The ordered and compartment-specfific autoproteolytic removal of the furin intramolecular chaperone is required for enzyme activation

The propeptide of Furin has multiple roles in guiding the activation of the endoprotease in vivo. The 83-residue N-terminal propeptide is autoproteolytically excised in the endoplasmic reticulum (ER) at the consensus Furin site, -Arg(104)-Thr-Lys-Arg(107)-, but remains bound to Furin as a potent autoinhibitor. Furin lacking the propeptide is ER-retained and proteolytically inactive. Co-expression with the propeptide, however, restores trans-Golgi network (TGN) localization and Enzyme activity, indicating that the Furin propeptide is an intramolecular chaperone. Blocking this step results in localization to the ER-Golgi intermediate compartment (ERGIC)/cis-Golgi network (CGN), suggesting the ER and ERGIC/CGN recognize distinct Furin folding intermediates.

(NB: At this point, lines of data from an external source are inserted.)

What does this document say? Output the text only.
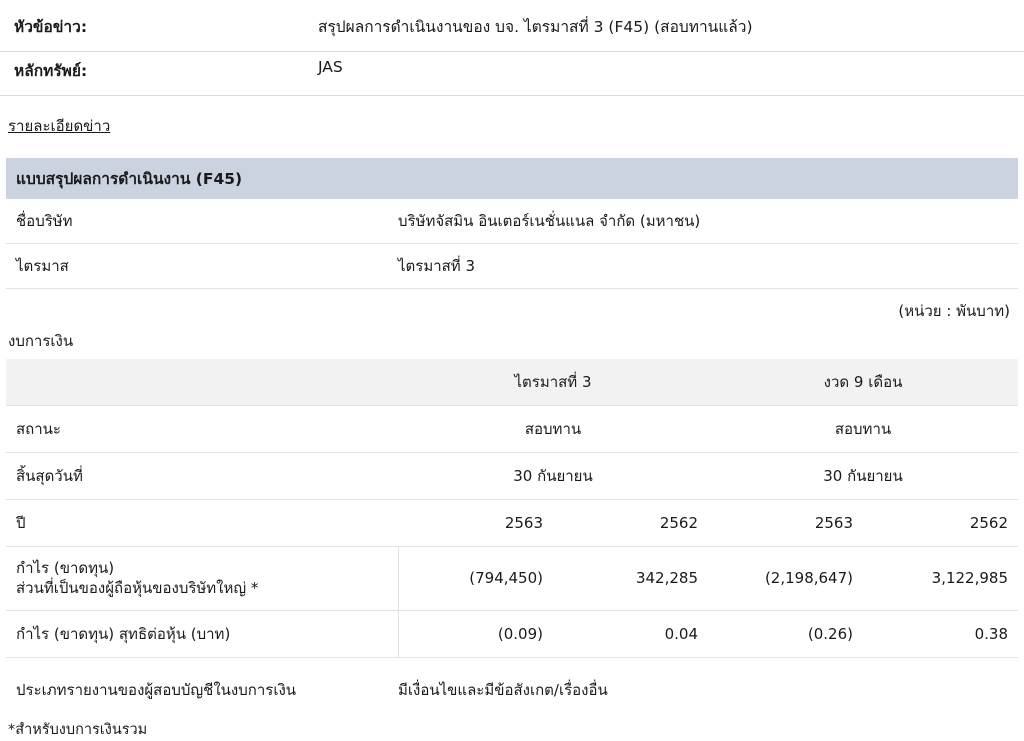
หัวข้อข่าว:	สรุปผลการดำเนินงานของ บจ. ไตรมาสที่ 3 (F45) (สอบทานแล้ว)
หลักทรัพย์:	JAS
รายละเอียดข่าว
แบบสรุปผลการดำเนินงาน (F45)
ชื่อบริษัท	บริษัทจัสมิน อินเตอร์เนชั่นแนล จำกัด (มหาชน)
ไตรมาส	ไตรมาสที่ 3
(หน่วย : พันบาท)
งบการเงิน
	ไตรมาสที่ 3		งวด 9 เดือน	
สถานะ	สอบทาน		สอบทาน	
สิ้นสุดวันที่	30 กันยายน		30 กันยายน	
ปี	2563	2562	2563	2562

กำไร (ขาดทุน)
ส่วนที่เป็นของผู้ถือหุ้นของบริษัทใหญ่ *	(794,450)	342,285	(2,198,647)	3,122,985
กำไร (ขาดทุน) สุทธิต่อหุ้น (บาท)	(0.09)	0.04	(0.26)	0.38
ประเภทรายงานของผู้สอบบัญชีในงบการเงิน	มีเงื่อนไขและมีข้อสังเกต/เรื่องอื่น
*สำหรับงบการเงินรวม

Following transport to the acidified TGN/endosomal compartments, Furin cleaves the bound propeptide at a second, internal P1/P6 Arg site (-Arg-Gly-Val(72)-Thr-Lys-Arg(75)-) resulting in propeptide dissociation and Enzyme activation. Cleavage at Arg(75), however, is not required for proper Furin trafficking. Kinetic analyses of peptide substrates indicate that the sequential pH-modulated propeptide cleavages result from the differential recognition of these sites by Furin. Altering this preference by converting the internal site to a canonical P1/P4 Arg motif (Val(72) --> Arg) caused ER retention and blocked activation of Furin, demonstrating that the structure of the Furin propeptide mediates folding of the Enzyme and directs its pH-regulated, compartment-specific activation in vivo.